Nancy Wiersma: Deer are acquiring a more specialized gourmet palate

Gone are the days when nature was afraid of man. And how they would run, when they either spied us or caught our scent. Not now. Now they have moved in on us. They live with and amongst us.

One can clap our hands, scream, yell and jump up and down and yet there they stand, just looking. Daring us to do something homicidal to them.

Chew on this one for just a moment. It now seems that the deer have formed the opinion that they now want their meals seasoned.

Yes, you have heard it here, my dear gardening friends.

They love these plants we fuss and baby over, ones seasoned — fertilized if you will — with nitrogen.

A gardener did a test.

One plant she did not fertilize, the other she did.

The fertilized plant was gnawed to the ground, whether it was organic or not.

You see, a fertilized plan produces lots of juicy, lush growth.

A chemist friend she knew threw out this theory.

The nitrates found in fertilizers produce the same “salty flavor” as salt.

Which anybody with even a pinch of deer savvy knows this.
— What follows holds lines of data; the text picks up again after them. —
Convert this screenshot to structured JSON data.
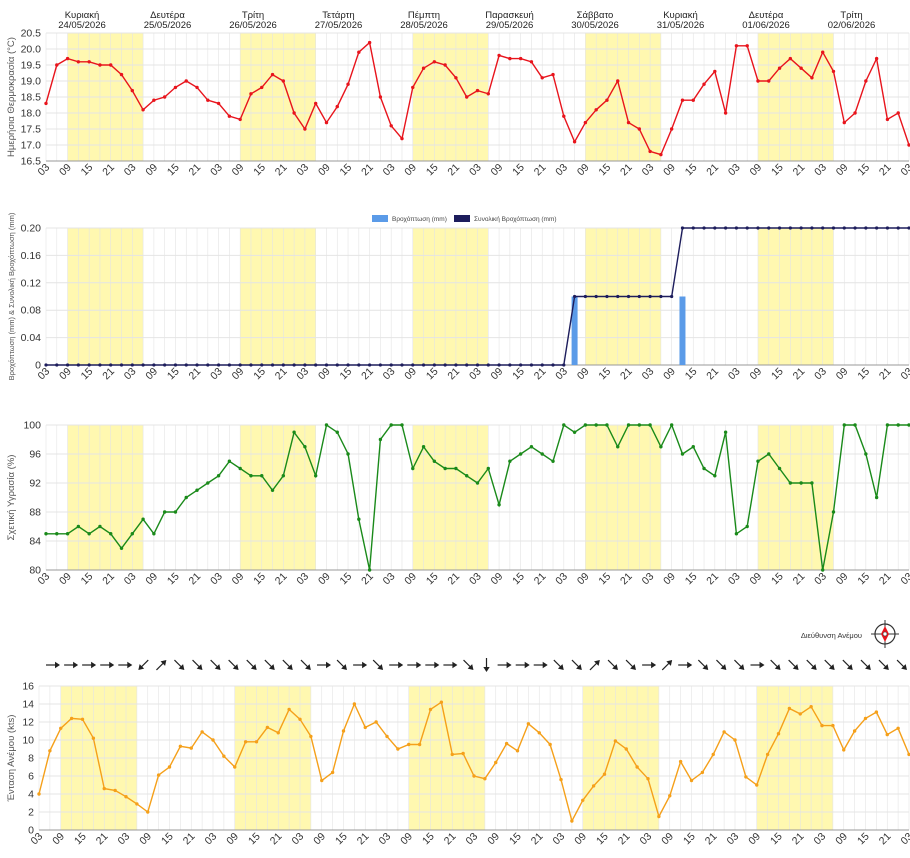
{
  "days": [
    {
      "name": "Κυριακή",
      "date": "24/05/2026"
    },
    {
      "name": "Δευτέρα",
      "date": "25/05/2026"
    },
    {
      "name": "Τρίτη",
      "date": "26/05/2026"
    },
    {
      "name": "Τετάρτη",
      "date": "27/05/2026"
    },
    {
      "name": "Πέμπτη",
      "date": "28/05/2026"
    },
    {
      "name": "Παρασκευή",
      "date": "29/05/2026"
    },
    {
      "name": "Σάββατο",
      "date": "30/05/2026"
    },
    {
      "name": "Κυριακή",
      "date": "31/05/2026"
    },
    {
      "name": "Δευτέρα",
      "date": "01/06/2026"
    },
    {
      "name": "Τρίτη",
      "date": "02/06/2026"
    }
  ],
  "x_ticks": [
    "03",
    "09",
    "15",
    "21",
    "03",
    "09",
    "15",
    "21",
    "03",
    "09",
    "15",
    "21",
    "03",
    "09",
    "15",
    "21",
    "03",
    "09",
    "15",
    "21",
    "03",
    "09",
    "15",
    "21",
    "03",
    "09",
    "15",
    "21",
    "03",
    "09",
    "15",
    "21",
    "03",
    "09",
    "15",
    "21",
    "03",
    "09",
    "15",
    "21",
    "03"
  ],
  "colors": {
    "temp": "#e8141c",
    "rain_bar": "#5b9be8",
    "rain_total": "#1d1d5c",
    "humidity": "#1a8a1a",
    "wind": "#f5a01a",
    "shade": "#fff8b0",
    "grid": "#e4e4e4",
    "axis_text": "#333333"
  },
  "chart_data": [
    {
      "type": "line",
      "ylabel": "Ημερήσια Θερμοκρασία (°C)",
      "ylim": [
        16.5,
        20.5
      ],
      "yticks": [
        "20.5",
        "20.0",
        "19.5",
        "19.0",
        "18.5",
        "18.0",
        "17.5",
        "17.0",
        "16.5"
      ],
      "series": [
        {
          "values": [
            18.3,
            19.5,
            19.7,
            19.6,
            19.6,
            19.5,
            19.5,
            19.2,
            18.7,
            18.1,
            18.4,
            18.5,
            18.8,
            19.0,
            18.8,
            18.4,
            18.3,
            17.9,
            17.8,
            18.6,
            18.8,
            19.2,
            19.0,
            18.0,
            17.5,
            18.3,
            17.7,
            18.2,
            18.9,
            19.9,
            20.2,
            18.5,
            17.6,
            17.2,
            18.8,
            19.4,
            19.6,
            19.5,
            19.1,
            18.5,
            18.7,
            18.6,
            19.8,
            19.7,
            19.7,
            19.6,
            19.1,
            19.2,
            17.9,
            17.1,
            17.7,
            18.1,
            18.4,
            19.0,
            17.7,
            17.5,
            16.8,
            16.7,
            17.5,
            18.4,
            18.4,
            18.9,
            19.3,
            18.0,
            20.1,
            20.1,
            19.0,
            19.0,
            19.4,
            19.7,
            19.4,
            19.1,
            19.9,
            19.3,
            17.7,
            18.0,
            19.0,
            19.7,
            17.8,
            18.0,
            17.0
          ]
        }
      ]
    },
    {
      "type": "bar+line",
      "ylabel": "Βροχόπτωση (mm) & Συνολική Βροχόπτωση (mm)",
      "ylim": [
        0,
        0.2
      ],
      "yticks": [
        "0.20",
        "0.16",
        "0.12",
        "0.08",
        "0.04",
        "0"
      ],
      "legend": [
        "Βροχόπτωση (mm)",
        "Συνολική Βροχόπτωση (mm)"
      ],
      "bars": [
        {
          "index": 49,
          "value": 0.1
        },
        {
          "index": 59,
          "value": 0.1
        }
      ],
      "total_steps": [
        {
          "from": 0,
          "to": 48,
          "value": 0
        },
        {
          "from": 49,
          "to": 58,
          "value": 0.1
        },
        {
          "from": 59,
          "to": 80,
          "value": 0.2
        }
      ]
    },
    {
      "type": "line",
      "ylabel": "Σχετική Υγρασία (%)",
      "ylim": [
        80,
        100
      ],
      "yticks": [
        "100",
        "96",
        "92",
        "88",
        "84",
        "80"
      ],
      "series": [
        {
          "values": [
            85,
            85,
            85,
            86,
            85,
            86,
            85,
            83,
            85,
            87,
            85,
            88,
            88,
            90,
            91,
            92,
            93,
            95,
            94,
            93,
            93,
            91,
            93,
            99,
            97,
            93,
            100,
            99,
            96,
            87,
            80,
            98,
            100,
            100,
            94,
            97,
            95,
            94,
            94,
            93,
            92,
            94,
            89,
            95,
            96,
            97,
            96,
            95,
            100,
            99,
            100,
            100,
            100,
            97,
            100,
            100,
            100,
            97,
            100,
            96,
            97,
            94,
            93,
            99,
            85,
            86,
            95,
            96,
            94,
            92,
            92,
            92,
            80,
            88,
            100,
            100,
            96,
            90,
            100,
            100,
            100
          ]
        }
      ]
    },
    {
      "type": "line",
      "ylabel": "Ένταση Ανέμου (kts)",
      "ylim": [
        0,
        16
      ],
      "yticks": [
        "16",
        "14",
        "12",
        "10",
        "8",
        "6",
        "4",
        "2",
        "0"
      ],
      "wind_label": "Διεύθυνση Ανέμου",
      "wind_directions": [
        90,
        90,
        90,
        90,
        90,
        225,
        45,
        135,
        135,
        135,
        135,
        135,
        135,
        135,
        135,
        90,
        135,
        90,
        135,
        90,
        90,
        90,
        90,
        135,
        180,
        90,
        90,
        90,
        135,
        135,
        45,
        135,
        135,
        90,
        45,
        90,
        135,
        135,
        135,
        90,
        135,
        135,
        135,
        135,
        135,
        135,
        135,
        135
      ],
      "series": [
        {
          "values": [
            4.0,
            8.8,
            11.3,
            12.4,
            12.3,
            10.2,
            4.6,
            4.4,
            3.7,
            2.9,
            2.0,
            6.1,
            7.0,
            9.3,
            9.1,
            10.9,
            10.0,
            8.2,
            7.0,
            9.8,
            9.8,
            11.4,
            10.8,
            13.4,
            12.3,
            10.4,
            5.5,
            6.4,
            11.0,
            14.0,
            11.4,
            12.0,
            10.4,
            9.0,
            9.5,
            9.5,
            13.4,
            14.2,
            8.4,
            8.5,
            6.0,
            5.7,
            7.5,
            9.6,
            8.8,
            11.8,
            10.8,
            9.5,
            5.6,
            1.0,
            3.3,
            4.9,
            6.2,
            9.9,
            9.0,
            7.0,
            5.7,
            1.5,
            3.8,
            7.6,
            5.5,
            6.4,
            8.4,
            10.9,
            10.0,
            5.9,
            5.0,
            8.4,
            10.7,
            13.5,
            12.9,
            13.7,
            11.6,
            11.6,
            8.9,
            11.0,
            12.4,
            13.1,
            10.6,
            11.3,
            8.4
          ]
        }
      ]
    }
  ]
}
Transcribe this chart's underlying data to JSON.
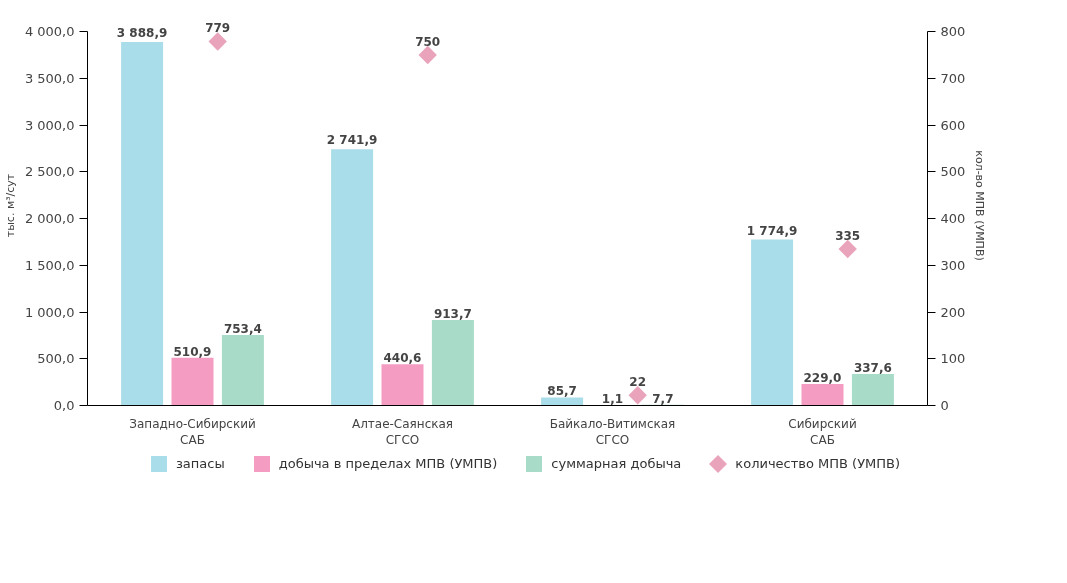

How much the deer love their salt.

Do you think you have the deer beaten by buying deer-resistant plants? Think again, my dear gardening friends.

They will even devour any of these, too, if fertilized, and they are lush and “salty.”

Only the poisonous plants will be spared.

And if you choose a fertilizer with a nitrogen value less than 10, like 5-10-10 or something like this, it seems they will eat this, hesitantly, of course.

They will turn up noses at the lesser number.

A less “salty” taste, you see.

Like a child with a plate of spinach or chocolate cake before them.

But now if you use a fertilizer with the starting number of 20, just you look out. Just ring the dinner bell, they will come.

And how do they know if you fertilized with say, 5-10-10 or a 20-10-10 without even nibbling it first?

Maybe I am giving these creatures more credit than they deserve, then again, maybe not.

All I know is that they are getting way too wily for their own good.